The use of salt in the preservation of food (curing) and the tanning of leather are traditional processes dating back hundreds of years. In 1922, searching for the cause of “red discolorations” on salted codfish, which was seen as a threat to the Canadian fishery industry, Harrison and Kennedy isolated a red pigmented microorganism (Harrison & Kennedy, 1922), which they named Pseudomonas salinaria. This was the original isolate and designated the type strain of Halobacterium salinarum (according to the currently approved taxonomy). Later, this strain was lost.

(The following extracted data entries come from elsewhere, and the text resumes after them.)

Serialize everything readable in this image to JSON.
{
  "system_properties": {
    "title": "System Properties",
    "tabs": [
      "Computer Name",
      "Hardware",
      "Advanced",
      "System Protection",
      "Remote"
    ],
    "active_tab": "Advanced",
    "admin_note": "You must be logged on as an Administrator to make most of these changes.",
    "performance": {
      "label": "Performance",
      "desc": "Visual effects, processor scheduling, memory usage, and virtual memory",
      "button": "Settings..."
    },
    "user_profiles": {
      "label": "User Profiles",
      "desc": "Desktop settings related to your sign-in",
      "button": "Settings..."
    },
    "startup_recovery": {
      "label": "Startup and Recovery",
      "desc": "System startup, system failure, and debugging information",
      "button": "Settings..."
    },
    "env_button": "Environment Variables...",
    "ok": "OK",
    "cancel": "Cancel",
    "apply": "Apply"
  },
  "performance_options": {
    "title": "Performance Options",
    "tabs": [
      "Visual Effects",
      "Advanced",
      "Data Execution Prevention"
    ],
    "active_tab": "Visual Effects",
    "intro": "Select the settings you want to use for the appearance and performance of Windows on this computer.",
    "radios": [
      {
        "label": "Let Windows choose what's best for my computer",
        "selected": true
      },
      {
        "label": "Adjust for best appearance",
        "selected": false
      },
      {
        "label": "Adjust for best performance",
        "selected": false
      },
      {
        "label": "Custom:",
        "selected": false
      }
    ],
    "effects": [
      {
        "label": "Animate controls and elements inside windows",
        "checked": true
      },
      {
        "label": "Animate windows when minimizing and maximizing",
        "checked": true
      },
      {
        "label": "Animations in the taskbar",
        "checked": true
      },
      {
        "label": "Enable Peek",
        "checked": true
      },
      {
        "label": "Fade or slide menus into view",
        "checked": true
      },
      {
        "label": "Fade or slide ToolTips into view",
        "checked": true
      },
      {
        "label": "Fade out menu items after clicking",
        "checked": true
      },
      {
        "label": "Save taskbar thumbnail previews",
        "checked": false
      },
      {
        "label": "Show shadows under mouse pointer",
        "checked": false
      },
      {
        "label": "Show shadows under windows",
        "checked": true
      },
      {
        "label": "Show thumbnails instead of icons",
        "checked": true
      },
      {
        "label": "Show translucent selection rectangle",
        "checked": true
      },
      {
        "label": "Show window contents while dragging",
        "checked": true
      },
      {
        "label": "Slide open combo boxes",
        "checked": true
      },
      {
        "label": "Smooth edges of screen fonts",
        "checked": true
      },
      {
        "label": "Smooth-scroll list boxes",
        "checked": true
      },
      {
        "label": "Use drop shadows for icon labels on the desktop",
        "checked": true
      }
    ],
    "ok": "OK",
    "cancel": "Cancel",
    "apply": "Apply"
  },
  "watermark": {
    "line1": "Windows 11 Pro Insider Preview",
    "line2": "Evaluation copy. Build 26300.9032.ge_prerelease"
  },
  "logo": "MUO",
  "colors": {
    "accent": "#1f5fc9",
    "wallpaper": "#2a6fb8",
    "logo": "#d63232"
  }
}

In 1934, Lochhead investigated “red discolorations” (also called “red heat”) of salted hides, which were causing losses for Canadian leather manufacturers (Lochhead, 1934). During that study, he cultivated two more red‐pigmented isolates, one of which (91‐R6), obtained from a cow hide, was given the species epithet “salinaria” because of its high similarity with the organism isolated previously by Harrison and Kennedy. After the 1922 isolate was lost, 91‐R6^T was advanced as the type strain (neotype) of Hbt. salinarum. The other Lochhead isolate (63‐R2), obtained from a buffalo hide, was given the species epithet “cutirubra.” It was considered a distinct species by Lochhead, but this was later revised (Ventosa & Oren, 1996). The two Lochhead isolates from 1934 were deposited in the National Research Council (NRC) of Canada culture collection as NRC 34001 (63‐R2) and NRC 34002 (91‐R6). Although the NRC culture collection closed, the strains are preserved in several other culture collections (Grant et al., 2001), e.g ATCC 33170, DSM 669 (63‐R2) and ATCC 33171, DSM 3754 (91‐R6).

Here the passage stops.